En troisième lieu, l’aide mutuelle dans la vie conjugale a une dimension christocentrique puis qu’elle favorise les conjoints à avancer «sur le chemin vers une amitié plus pleine avec le Seigneur»en vue de leur sanctification. En effet, bien que l’aide mutuelle entre les conjoints ne comprenne pas seulement l’appui mutuel et le perfectionnement de la nature humaine, elle doit viser plus haut. Selon Pie XII, l’aide mutuelle

doit viser à ce que les époux s’aident réciproquement à former et à perfectionner chaque jour davantage en eux l’homme intérieur : leurs rapports quotidiens les aideront ainsi à progresser jour après jour dans la pratique des vertus, à grandir surtout dans la vraie charité envers Dieu et envers le prochain.

Les conjoints doivent cheminer et s’entraider ainsi en vue de leur propre sanctification jusqu’à ce qu’ils deviennent Saints comme notre Père Céleste est Saint (Mt 5, 48). La Sainteté est l’objectif principal de l’aide mutuelle dans la vie conjugale.

1.1.2. Le remède à la concupiscence

Outre le soutien mutuel que nous venons d’expliquer, le bien des conjoints constitue un autre élément essentiel. C’est le remède à la concupiscence. Dans le Code de 1917, le remède à la concupiscence était classé au deuxième rang des fins du mariage. Cela constitue la doctrine de la hiérarchisation des fins du mariage propre au pontificat de Pie XI 20 et celui de Pie XII. Mais le Code en vigueur ne le mentionne plus. Les canonistes et les théologiens estiment aujourd’hui que le remède à la concupiscence fait partie du bien des conjoints.

Le fondement de cette finalité du mariage apparaît dans la première épître de Saint Paul aux Corinthiens où il conseille aux célibataires, aux veuves et aux veufs qui ne peuvent pas s’astreindre à la continence, de se marier afin d’éviter les dérèglements de la concupiscence et «de brûler de ses feux» (Cfr 1 Co 7, 1-8).

L’intime communion de vie entre les conjoints permet «un apaisement, dans les rapports conjugaux et dans l’affection réciproque, des besoins de la chair et de ceux du cœur, qui assure l’équilibre de vie et prémunit contre les excès des appétits déréglés, ‘sedatio concupiscentiae’».

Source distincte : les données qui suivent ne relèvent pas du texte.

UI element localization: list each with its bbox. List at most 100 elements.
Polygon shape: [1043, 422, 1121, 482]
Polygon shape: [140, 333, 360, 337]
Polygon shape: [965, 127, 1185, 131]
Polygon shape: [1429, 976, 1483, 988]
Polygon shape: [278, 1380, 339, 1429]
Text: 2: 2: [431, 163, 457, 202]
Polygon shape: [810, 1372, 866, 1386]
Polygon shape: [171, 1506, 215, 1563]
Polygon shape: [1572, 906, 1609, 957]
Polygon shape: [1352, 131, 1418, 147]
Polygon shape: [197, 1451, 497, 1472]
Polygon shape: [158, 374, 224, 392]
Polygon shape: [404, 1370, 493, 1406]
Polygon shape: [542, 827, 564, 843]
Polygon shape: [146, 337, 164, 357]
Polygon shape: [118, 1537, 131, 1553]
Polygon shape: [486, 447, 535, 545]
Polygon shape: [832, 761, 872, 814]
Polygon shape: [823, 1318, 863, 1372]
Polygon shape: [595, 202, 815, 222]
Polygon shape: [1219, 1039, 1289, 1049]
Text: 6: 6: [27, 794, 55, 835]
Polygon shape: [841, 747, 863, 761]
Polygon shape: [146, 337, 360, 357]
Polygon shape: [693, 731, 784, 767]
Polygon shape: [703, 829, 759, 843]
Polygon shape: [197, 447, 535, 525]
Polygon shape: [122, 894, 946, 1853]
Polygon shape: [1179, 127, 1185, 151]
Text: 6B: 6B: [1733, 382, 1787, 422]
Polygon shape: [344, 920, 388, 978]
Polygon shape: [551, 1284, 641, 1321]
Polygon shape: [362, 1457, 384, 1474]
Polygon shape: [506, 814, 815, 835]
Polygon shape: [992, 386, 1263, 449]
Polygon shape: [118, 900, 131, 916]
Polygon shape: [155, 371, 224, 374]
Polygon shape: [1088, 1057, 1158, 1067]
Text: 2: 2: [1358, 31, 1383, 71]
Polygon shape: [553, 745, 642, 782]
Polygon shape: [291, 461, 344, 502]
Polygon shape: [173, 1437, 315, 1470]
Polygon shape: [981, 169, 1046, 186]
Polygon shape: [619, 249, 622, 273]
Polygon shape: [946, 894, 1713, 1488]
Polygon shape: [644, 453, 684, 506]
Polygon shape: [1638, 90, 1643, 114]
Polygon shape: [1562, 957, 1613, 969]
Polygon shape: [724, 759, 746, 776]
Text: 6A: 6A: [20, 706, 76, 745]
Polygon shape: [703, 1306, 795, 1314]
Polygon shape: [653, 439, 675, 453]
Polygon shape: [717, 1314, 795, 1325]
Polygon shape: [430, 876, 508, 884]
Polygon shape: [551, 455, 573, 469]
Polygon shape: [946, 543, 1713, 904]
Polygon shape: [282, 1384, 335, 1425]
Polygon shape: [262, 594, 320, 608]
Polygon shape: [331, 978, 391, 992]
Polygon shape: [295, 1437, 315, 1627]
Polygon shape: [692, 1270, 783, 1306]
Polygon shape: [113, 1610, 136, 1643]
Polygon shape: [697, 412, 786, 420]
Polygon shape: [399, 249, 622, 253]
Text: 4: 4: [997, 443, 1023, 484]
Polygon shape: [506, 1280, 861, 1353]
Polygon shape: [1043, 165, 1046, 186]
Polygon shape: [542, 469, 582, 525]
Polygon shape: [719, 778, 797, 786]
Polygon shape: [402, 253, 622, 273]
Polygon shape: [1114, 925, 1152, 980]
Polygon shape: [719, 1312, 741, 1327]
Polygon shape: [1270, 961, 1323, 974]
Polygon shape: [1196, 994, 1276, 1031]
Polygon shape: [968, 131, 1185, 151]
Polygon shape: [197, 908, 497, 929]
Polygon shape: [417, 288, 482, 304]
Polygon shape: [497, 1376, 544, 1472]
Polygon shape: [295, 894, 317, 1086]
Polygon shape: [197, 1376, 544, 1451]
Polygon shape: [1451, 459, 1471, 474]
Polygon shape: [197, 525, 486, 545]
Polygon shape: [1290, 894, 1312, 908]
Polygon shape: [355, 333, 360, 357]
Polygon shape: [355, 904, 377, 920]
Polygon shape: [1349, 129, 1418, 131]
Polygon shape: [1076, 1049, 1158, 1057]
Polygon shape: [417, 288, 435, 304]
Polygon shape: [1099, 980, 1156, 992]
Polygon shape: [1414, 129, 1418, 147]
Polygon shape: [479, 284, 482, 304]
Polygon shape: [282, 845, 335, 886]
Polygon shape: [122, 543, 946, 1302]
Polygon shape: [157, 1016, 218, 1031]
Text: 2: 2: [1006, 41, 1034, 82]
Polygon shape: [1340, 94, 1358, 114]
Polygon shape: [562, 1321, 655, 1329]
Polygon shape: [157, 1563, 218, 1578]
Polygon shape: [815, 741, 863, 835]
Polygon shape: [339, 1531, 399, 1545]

1.2. La procréation et l’éducation des enfants

Après avoir formé le premier couple humain en vue de mener d’abord une intime communion de vie, Dieu a ensuite donné aux conjoints ce précepte: «Soyez féconds, multipliez, emplissez la terre» (Gn 1, 28). Ainsi Dieu a-t-il voulu leur donner une participation spéciale dans son œuvre créatrice. Le «Créateur a voulu que l’homme et la femme participent à l’œuvre de sa création et il en a fait en même temps des instruments de son amour, leur confiant la responsabilité de l’avenir de l’humanité à travers la transmission de vie». Cependant, il ne faut pas concevoir cette procréation des individus humains comme la conservation de l’espèce dans le temps et l’espace. Sinon, il n’y aurait pas une différence entre la transmission de la vie humaine et celle de la vie animale pour le cas des bêtes sauvages et des animaux domestiques.

La multiplication des individus, dans l’espèce humaine, est essentiellement orientée, non seulement à la conservation de l’espèce, mais aussi à la formation des personnes. Il ne s’agit pas de transmettre simplement une constitution physique, mais de former un homme capable de prendre ses engagements de personne, qui formeront la communauté humaine.

Dans cette optique, la procréation va toujours de pair avec l’éducation des enfants dans la communauté de vie conjugale. À ce propos, Jean-Paul II affirme:

Le devoir d’éducation a ses racines dans la vocation primordiale des époux à participer à l’œuvre créatrice de Dieu : en engendrant dans l’amour et par amour une nouvelle personne possédant en soi la vocation à la croissance et au développement, les parents assument par là même le devoir de l’aider efficacement à vivre une vie pleinement humaine.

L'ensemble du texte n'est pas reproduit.